Comparitive death rates for police

-- naively, there is an increase in rate, but the confidence intervals are pretty broad and overlap heavily (because there isn't that much data), so the estimate of the increase is pretty inaccurate. Varying assumptions make quite a big difference; the change, obviously, becomes a bit smaller (+33% rather than +48%) if we exclude the victims of domestic terrorism, or if we include the slightly more violent inter-war period in the `no hanging' data (+16%, or +5% if terrorism excluded).

(NB that none of this demonstrates an effect of the end of capital punishment, just that something coincided with it.)

But the most striking thing about this is the comparison between the risk of death for on-duty police and the overall homicide rate, which (apart from a spike during the Second World War) remained roughly constant from about 1930 until the early 1960s, and then rose sharply, approximately doubling from about 6/million/year to about 14/million/year (see, e.g., the House of Commons library paper above).
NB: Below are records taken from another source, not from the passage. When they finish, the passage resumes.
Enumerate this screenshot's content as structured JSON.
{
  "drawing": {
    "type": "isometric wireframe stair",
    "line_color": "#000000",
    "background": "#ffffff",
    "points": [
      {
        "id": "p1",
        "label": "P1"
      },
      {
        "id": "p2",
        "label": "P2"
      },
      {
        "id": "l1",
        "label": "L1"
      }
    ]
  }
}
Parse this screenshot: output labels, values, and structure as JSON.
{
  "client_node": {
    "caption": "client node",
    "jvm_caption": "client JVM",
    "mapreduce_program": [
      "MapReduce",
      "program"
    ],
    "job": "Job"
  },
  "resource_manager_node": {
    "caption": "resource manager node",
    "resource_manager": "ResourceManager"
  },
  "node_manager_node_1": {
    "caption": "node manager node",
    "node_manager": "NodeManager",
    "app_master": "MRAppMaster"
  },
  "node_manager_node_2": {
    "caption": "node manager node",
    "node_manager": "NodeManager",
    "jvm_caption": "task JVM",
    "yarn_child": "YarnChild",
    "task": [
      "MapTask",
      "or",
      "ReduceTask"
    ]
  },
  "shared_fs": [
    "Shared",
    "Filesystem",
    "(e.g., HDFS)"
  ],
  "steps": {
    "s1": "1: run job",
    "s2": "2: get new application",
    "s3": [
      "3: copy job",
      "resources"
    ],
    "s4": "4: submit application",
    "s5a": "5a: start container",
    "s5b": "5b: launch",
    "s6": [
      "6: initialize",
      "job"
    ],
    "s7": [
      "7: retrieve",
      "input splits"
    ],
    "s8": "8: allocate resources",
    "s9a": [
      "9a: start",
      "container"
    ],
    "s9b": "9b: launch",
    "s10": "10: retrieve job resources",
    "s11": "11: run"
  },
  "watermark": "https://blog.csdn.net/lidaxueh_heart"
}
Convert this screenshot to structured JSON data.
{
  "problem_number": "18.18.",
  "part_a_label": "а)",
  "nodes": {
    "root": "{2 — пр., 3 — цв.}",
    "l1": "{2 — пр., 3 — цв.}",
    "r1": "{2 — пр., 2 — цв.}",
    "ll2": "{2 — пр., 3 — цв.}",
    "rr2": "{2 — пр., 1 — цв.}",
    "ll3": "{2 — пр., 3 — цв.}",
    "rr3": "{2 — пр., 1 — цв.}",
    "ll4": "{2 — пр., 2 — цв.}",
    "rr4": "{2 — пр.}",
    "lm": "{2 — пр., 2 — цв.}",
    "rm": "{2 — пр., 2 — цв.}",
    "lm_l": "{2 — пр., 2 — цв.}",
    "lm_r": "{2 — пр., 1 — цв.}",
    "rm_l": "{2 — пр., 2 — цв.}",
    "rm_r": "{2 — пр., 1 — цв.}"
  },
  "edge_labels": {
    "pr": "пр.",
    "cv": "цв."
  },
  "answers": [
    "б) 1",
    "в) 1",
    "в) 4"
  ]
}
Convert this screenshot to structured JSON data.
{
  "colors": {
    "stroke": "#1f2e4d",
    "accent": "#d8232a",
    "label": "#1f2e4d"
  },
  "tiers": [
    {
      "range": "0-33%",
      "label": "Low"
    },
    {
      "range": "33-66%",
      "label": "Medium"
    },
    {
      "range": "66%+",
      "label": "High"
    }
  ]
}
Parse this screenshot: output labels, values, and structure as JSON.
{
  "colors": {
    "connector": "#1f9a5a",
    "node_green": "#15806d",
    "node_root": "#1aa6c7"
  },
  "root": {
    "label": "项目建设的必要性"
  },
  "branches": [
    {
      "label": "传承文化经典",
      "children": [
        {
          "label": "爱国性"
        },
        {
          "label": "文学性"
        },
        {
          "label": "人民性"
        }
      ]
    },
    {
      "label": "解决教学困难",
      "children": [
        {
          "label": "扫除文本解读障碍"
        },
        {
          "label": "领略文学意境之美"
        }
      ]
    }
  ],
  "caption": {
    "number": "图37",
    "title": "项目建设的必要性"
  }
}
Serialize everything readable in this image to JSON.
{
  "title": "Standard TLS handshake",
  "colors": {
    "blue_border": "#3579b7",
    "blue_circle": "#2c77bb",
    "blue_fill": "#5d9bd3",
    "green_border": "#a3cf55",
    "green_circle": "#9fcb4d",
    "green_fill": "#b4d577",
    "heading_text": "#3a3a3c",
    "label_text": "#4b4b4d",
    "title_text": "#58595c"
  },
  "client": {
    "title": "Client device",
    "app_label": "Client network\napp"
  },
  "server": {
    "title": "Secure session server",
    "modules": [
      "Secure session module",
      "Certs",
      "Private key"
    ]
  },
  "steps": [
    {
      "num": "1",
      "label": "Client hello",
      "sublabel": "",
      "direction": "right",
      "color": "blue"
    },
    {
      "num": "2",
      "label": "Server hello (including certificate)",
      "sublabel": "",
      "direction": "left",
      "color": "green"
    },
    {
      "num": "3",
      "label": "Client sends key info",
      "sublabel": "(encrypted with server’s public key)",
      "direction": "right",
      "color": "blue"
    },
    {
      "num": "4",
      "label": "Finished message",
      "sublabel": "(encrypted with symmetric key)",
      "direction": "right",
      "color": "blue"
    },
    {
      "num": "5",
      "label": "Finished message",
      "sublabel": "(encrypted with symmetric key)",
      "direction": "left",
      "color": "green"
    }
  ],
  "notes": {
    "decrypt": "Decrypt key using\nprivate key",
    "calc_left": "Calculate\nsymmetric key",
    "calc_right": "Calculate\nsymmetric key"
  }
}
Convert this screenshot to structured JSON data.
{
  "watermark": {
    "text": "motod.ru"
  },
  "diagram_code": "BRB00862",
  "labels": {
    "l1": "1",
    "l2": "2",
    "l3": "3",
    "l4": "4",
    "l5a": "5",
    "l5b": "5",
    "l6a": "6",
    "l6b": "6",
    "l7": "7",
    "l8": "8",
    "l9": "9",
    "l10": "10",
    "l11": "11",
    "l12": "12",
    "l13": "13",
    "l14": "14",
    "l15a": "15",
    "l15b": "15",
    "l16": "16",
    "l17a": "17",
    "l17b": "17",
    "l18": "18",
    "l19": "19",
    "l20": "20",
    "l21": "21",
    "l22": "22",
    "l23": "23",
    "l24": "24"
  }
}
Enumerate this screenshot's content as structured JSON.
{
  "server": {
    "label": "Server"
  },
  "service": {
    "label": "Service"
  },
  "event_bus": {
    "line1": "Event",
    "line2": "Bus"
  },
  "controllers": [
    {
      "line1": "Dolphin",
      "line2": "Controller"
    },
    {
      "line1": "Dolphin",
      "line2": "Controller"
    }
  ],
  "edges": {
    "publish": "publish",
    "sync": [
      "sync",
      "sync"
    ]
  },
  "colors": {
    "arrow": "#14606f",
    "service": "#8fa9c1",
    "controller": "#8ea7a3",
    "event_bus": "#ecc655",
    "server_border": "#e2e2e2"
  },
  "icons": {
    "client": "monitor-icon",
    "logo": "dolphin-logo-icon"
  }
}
In fact, the overall homicide rate is now roughly the same as the risk of death for police officers on duty.

Anyone know how much of this is down to better classification of deaths into homicide and non-homicide? Whether or not a police officer is killed on duty is a fairly unambiguous question: either they are or they aren't. That should mean that the rate of murder of police officers shouldn't be affected much by (e.g.) improvements in medical science or inquest practise. Less so for the general population, where some methods of killing (poisoning etc.) may be put down as accidental death or natural causes. So perhaps improved detection could be responsible for the difference in rates? However, I can't find any positive evidence for this (in particular, long-term data for number of homicides by method) -- any suggestions?